Por Landim Neto, editor do site, às 11:46
Maduro não foi capturado, foi sequestrado. É vítima de um crime, o que é bem diferente do que tentam fazer crer nesse episódio militar patrocinado por Donald Trump e EUA contra o povo venezuelano.
A troca proposital dos termos — "capturar" e "sequestrar" — feita em toda a mídia mundial burguesa no registro dos fatos, faz parte do plano criminoso para tentar convencer incautos de que o líder chavista é um narcotraficante e não um perseguido político. Uma armação.
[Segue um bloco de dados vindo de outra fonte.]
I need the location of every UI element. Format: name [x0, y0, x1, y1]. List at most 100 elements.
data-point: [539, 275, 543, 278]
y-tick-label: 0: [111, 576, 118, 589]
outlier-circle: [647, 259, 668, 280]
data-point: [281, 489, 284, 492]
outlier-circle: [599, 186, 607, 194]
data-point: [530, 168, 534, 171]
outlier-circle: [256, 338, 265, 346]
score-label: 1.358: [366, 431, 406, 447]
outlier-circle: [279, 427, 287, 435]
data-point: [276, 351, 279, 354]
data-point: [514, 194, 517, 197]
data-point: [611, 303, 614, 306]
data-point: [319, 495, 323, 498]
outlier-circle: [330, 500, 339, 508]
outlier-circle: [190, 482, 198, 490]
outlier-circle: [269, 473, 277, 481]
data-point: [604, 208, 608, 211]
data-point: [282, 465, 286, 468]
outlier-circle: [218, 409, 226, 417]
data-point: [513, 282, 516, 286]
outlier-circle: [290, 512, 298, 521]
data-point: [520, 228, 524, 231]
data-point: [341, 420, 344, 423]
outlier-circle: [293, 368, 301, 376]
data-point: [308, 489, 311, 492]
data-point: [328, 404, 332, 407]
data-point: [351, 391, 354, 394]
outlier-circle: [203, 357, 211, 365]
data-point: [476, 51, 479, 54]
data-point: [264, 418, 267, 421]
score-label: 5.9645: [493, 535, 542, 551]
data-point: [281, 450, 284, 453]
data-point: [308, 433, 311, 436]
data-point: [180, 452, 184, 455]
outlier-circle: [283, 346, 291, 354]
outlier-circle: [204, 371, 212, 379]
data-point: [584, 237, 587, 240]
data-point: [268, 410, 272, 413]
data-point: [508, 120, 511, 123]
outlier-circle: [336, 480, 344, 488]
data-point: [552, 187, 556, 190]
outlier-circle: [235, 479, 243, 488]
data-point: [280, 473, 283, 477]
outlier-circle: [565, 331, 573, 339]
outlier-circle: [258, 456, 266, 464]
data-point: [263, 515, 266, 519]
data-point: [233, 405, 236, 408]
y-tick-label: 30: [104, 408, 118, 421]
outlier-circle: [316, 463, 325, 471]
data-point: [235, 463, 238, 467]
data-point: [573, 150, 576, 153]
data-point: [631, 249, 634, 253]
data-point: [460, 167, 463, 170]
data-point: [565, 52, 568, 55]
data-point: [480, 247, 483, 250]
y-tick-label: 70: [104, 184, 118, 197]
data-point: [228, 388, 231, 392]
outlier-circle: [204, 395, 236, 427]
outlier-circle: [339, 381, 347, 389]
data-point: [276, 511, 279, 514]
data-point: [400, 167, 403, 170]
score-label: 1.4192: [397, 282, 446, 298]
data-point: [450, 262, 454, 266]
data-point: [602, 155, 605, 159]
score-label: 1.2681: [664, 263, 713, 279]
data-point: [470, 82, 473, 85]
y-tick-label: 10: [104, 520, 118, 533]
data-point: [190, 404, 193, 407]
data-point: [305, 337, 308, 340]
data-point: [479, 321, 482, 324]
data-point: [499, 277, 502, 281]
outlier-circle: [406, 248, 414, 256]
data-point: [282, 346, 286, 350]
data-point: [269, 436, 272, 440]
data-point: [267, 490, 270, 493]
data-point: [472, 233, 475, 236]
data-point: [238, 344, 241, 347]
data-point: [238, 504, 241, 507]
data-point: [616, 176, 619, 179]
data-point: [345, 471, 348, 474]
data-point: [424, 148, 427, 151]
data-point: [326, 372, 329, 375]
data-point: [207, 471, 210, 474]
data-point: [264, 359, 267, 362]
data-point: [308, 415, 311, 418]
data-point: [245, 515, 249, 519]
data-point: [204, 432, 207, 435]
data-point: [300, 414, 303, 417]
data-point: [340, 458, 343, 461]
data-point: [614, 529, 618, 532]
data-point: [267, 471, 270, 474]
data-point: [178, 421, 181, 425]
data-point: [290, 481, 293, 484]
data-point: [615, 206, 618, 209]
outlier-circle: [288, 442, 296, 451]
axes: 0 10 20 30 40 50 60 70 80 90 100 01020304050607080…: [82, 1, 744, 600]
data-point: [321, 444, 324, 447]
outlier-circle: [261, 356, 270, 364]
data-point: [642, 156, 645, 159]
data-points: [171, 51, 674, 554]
Não se trata, portanto, de um descuido com o uso da língua ou impropriedade de jornalistas. É linha editorial de quem é a favor do golpe.
No léxico de qualquer idioma, os sentidos de "capturar" e "sequestrar" são diferentes. O primeiro remete a algo legal. O segundo, a crime, ilícito.
A título de exemplo com o Português, veja o que diz o dicionário Michaellis:
Capturar: pegar em captura; aprisionar, deter, prender: capturar bandidos.
Sequestrar: levar alguém ilegalmente e mantê-lo como prisioneiro, geralmente exigindo resgate: os bandidos sequestraram o dono de uma rede de supermercados.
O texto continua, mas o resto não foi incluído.